Эльза слушает Жанну и одновременно наблюдает за мальчиками по ту сторону еще не убранного стола, позади пустых гамаков; она видит профиль Тома, привставшего на колено и повернувшегося лицом к Пюку, который протягивает ему патрон, потом Тома отстраняется от стоящего рядом с ним мальчика, присаживается на корточки и смотрит в прорезь прицела. Эльза вздрагивает, ее пронзает образ — любви, не смерти. Нет, не смерти. Любовь, точно пуля в самое сердце, любовь, дающая жизнь. Но смерть возвращается, и разве смерть отца или матери ранит душу ребенка меньше, чем развод? Она не знает, она не станет задавать себе этот вопрос.
— …Я видела мать насквозь, — продолжает Жанна, — я видела как сжимается ее сердце, как твердеют ее мышцы, как пульсирует ее кровь, видела даже, как в ее памяти проходят одно за другим воспоминания — то, чего я не пережила и что теснило ей грудь всякий раз, когда приближался или давал о себе знать отец, когда приходило письмо от него или когда он звонил по телефону.

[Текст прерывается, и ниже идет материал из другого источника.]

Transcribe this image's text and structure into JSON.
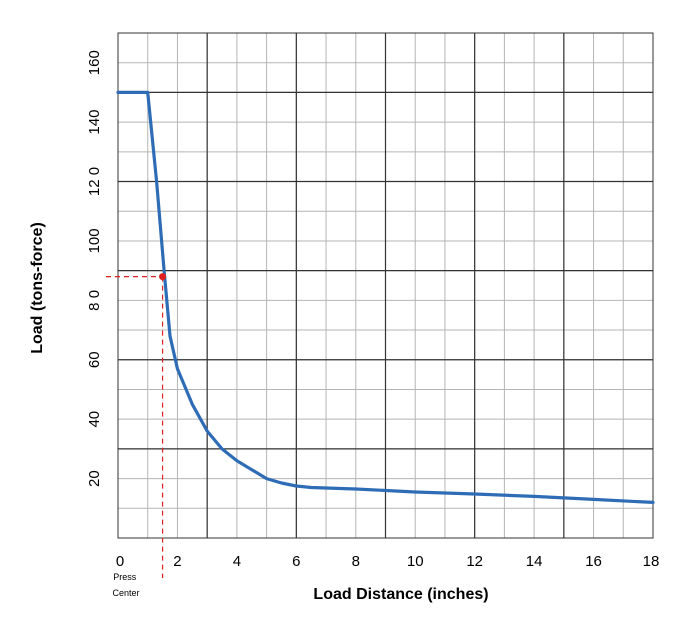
{
  "chart_data": {
    "type": "line",
    "title": "",
    "xlabel": "Load Distance (inches)",
    "ylabel": "Load (tons-force)",
    "xlim": [
      0,
      18
    ],
    "ylim": [
      0,
      170
    ],
    "x_ticks": [
      0,
      2,
      4,
      6,
      8,
      10,
      12,
      14,
      16,
      18
    ],
    "x_tick_labels": [
      "0",
      "2",
      "4",
      "6",
      "8",
      "10",
      "12",
      "14",
      "16",
      "18"
    ],
    "y_ticks": [
      20,
      40,
      60,
      80,
      100,
      120,
      140,
      160
    ],
    "y_tick_labels": [
      "20",
      "40",
      "60",
      "8 0",
      "100",
      "12 0",
      "140",
      "160"
    ],
    "annotation": "Press Center",
    "grid": true,
    "series_color": "#2e6db5",
    "marker_color": "#e02020",
    "series": [
      {
        "x": [
          0,
          1,
          1.3,
          1.55,
          1.75,
          2,
          2.5,
          3,
          3.5,
          4,
          4.5,
          5,
          5.5,
          6,
          6.5,
          8,
          10,
          12,
          14,
          16,
          18
        ],
        "y": [
          150,
          150,
          120,
          90,
          68,
          57,
          45,
          36,
          30,
          26,
          23,
          20,
          18.5,
          17.5,
          17,
          16.5,
          15.5,
          14.8,
          14,
          13,
          12
        ]
      }
    ],
    "marker": {
      "x": 1.5,
      "y": 88
    }
  }
}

Я невольно страдала за нее. Когда я возвращалась воскресными вечерами или после каникул, она ощупывала меня, обнюхивала, надеялась почувствовать его запах — не запах табака или мыла, но что-то более тонкое, что я принесла с собой помимо собственной воли. Она целовала меня в то место, которое только что поцеловал он, и я знала — это его она ищет через меня, его кожи касается, приникая губами к моей щеке или лбу, повторяет, гладя меня по волосам, жест, минуту назад сделанный им. Я была тем, что у нее осталось от него, и она, без сомнения, любила или отвергала меня в зависимости от сходства или несходства с ним, которое находила во мне, которое то искала, то, напротив, старалась не замечать.

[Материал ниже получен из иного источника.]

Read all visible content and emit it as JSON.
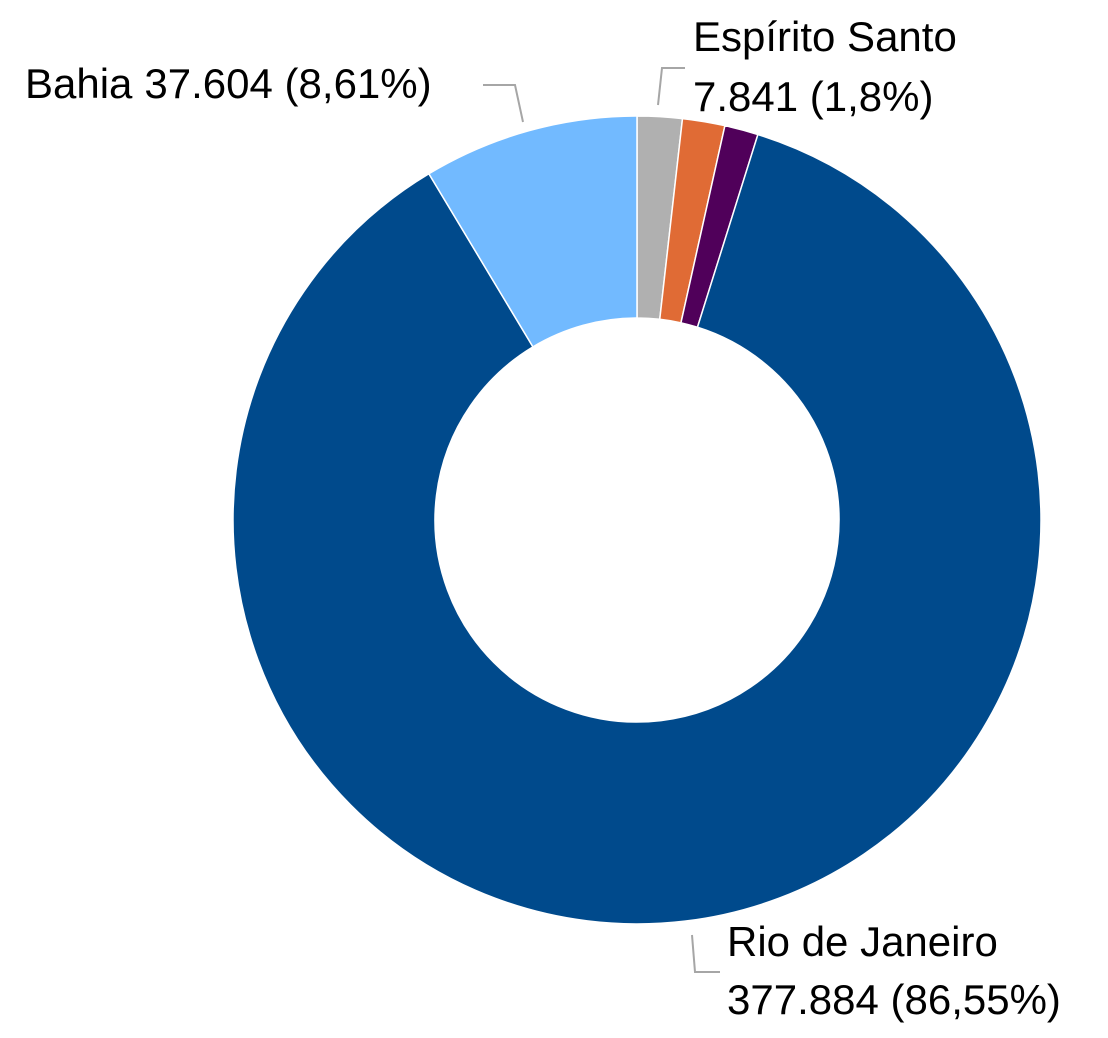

— Странно, — сказала Эльза, — а Франсуа любил только отца.
— Он мне об этом рассказал, когда мы познакомились. Привязанность к отцу у него была так сильна, что даже не знаю, сумеет ли он когда-нибудь найти настоящего друга.

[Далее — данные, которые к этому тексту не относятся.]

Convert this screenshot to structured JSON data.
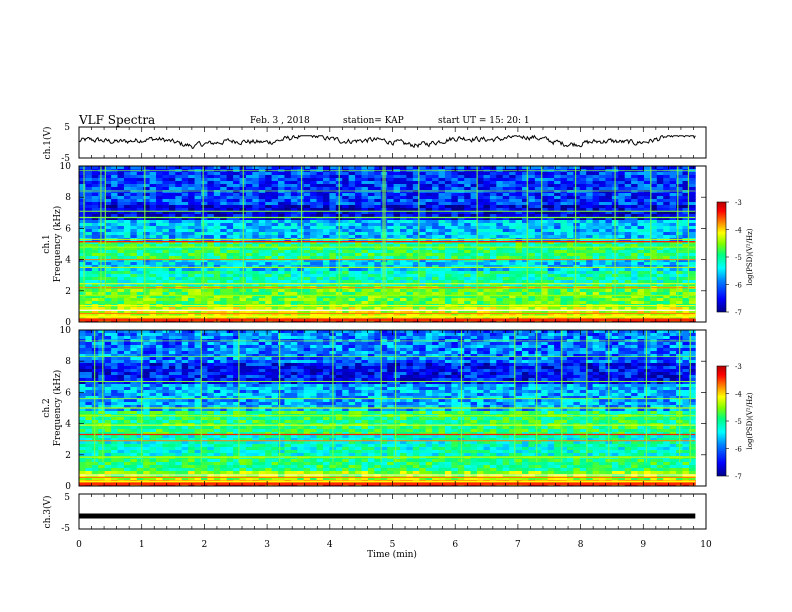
{
  "header": {
    "title": "VLF Spectra",
    "date": "Feb. 3 , 2018",
    "station": "station= KAP",
    "start": "start  UT =  15: 20: 1"
  },
  "chart_data": [
    {
      "type": "line",
      "ylabel": "ch.1(V)",
      "ylim": [
        -5,
        5
      ],
      "yticks": [
        "5",
        "-5"
      ],
      "xlim": [
        0,
        10
      ],
      "data_extent_min": 9.83,
      "series": [
        {
          "color": "#000000",
          "description_values_range": [
            -3,
            1.5
          ]
        }
      ]
    },
    {
      "type": "heatmap",
      "ylabel_line1": "ch.1",
      "ylabel_line2": "Frequency  (kHz)",
      "ylim": [
        0,
        10
      ],
      "yticks": [
        "0",
        "2",
        "4",
        "6",
        "8",
        "10"
      ],
      "colorbar": {
        "label": "log(PSD)(V²/Hz)",
        "range": [
          -7,
          -3
        ],
        "ticks": [
          "-3",
          "-4",
          "-5",
          "-6",
          "-7"
        ]
      },
      "noted_features": {
        "strong_low_freq_band_khz": [
          0,
          1
        ],
        "broad_band_khz": [
          1,
          5.3
        ],
        "quiet_band_khz": [
          6.5,
          10
        ]
      }
    },
    {
      "type": "heatmap",
      "ylabel_line1": "ch.2",
      "ylabel_line2": "Frequency  (kHz)",
      "ylim": [
        0,
        10
      ],
      "yticks": [
        "0",
        "2",
        "4",
        "6",
        "8",
        "10"
      ],
      "colorbar": {
        "label": "log(PSD)(V²/Hz)",
        "range": [
          -7,
          -3
        ],
        "ticks": [
          "-3",
          "-4",
          "-5",
          "-6",
          "-7"
        ]
      }
    },
    {
      "type": "line",
      "ylabel": "ch.3(V)",
      "ylim": [
        -5,
        5
      ],
      "yticks": [
        "5",
        "-5"
      ],
      "series": [
        {
          "color": "#000000",
          "constant_value": -1.3
        }
      ]
    }
  ],
  "xaxis": {
    "label": "Time  (min)",
    "range": [
      0,
      10
    ],
    "ticks": [
      "0",
      "1",
      "2",
      "3",
      "4",
      "5",
      "6",
      "7",
      "8",
      "9",
      "10"
    ]
  },
  "colormap": [
    "#00008b",
    "#0000ff",
    "#0080ff",
    "#00ffff",
    "#00ff80",
    "#80ff00",
    "#ffff00",
    "#ff8000",
    "#ff0000",
    "#b40000"
  ]
}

Эльза помолчала, словно раздумывая:
— Когда мы полюбили друг друга, — сказала она, — мы были моложе вас. А после разрыва больше не виделись, это было невозможно, физически невозможно. Мне сказали, что он женился, потом я узнала, что у него родился ребенок. Как-то я заметила мальчика на площади Сен-Сюльпис, перед фонтаном. Ему было лет восемь, он крошил хлеб и кормил голубей. Я сначала увидела его и сразу подумала: «Это сын Гийома…» — сходство было поразительное, как две капли воды. Через десять лет, сразу после смерти Гийома, Франсуа позвонил мне. Мужской голос произнес: «Мой отец умер. Я знаю, вы любили друг друга». Эта смерть сблизила нас. До того я несколько раз сталкивалась с ним случайно, то на автобусной остановке, то в кино. Когда Франсуа пришел ко мне в первый раз, он говорил без умолку, все, что у него накопилось, он сказал в тот раз.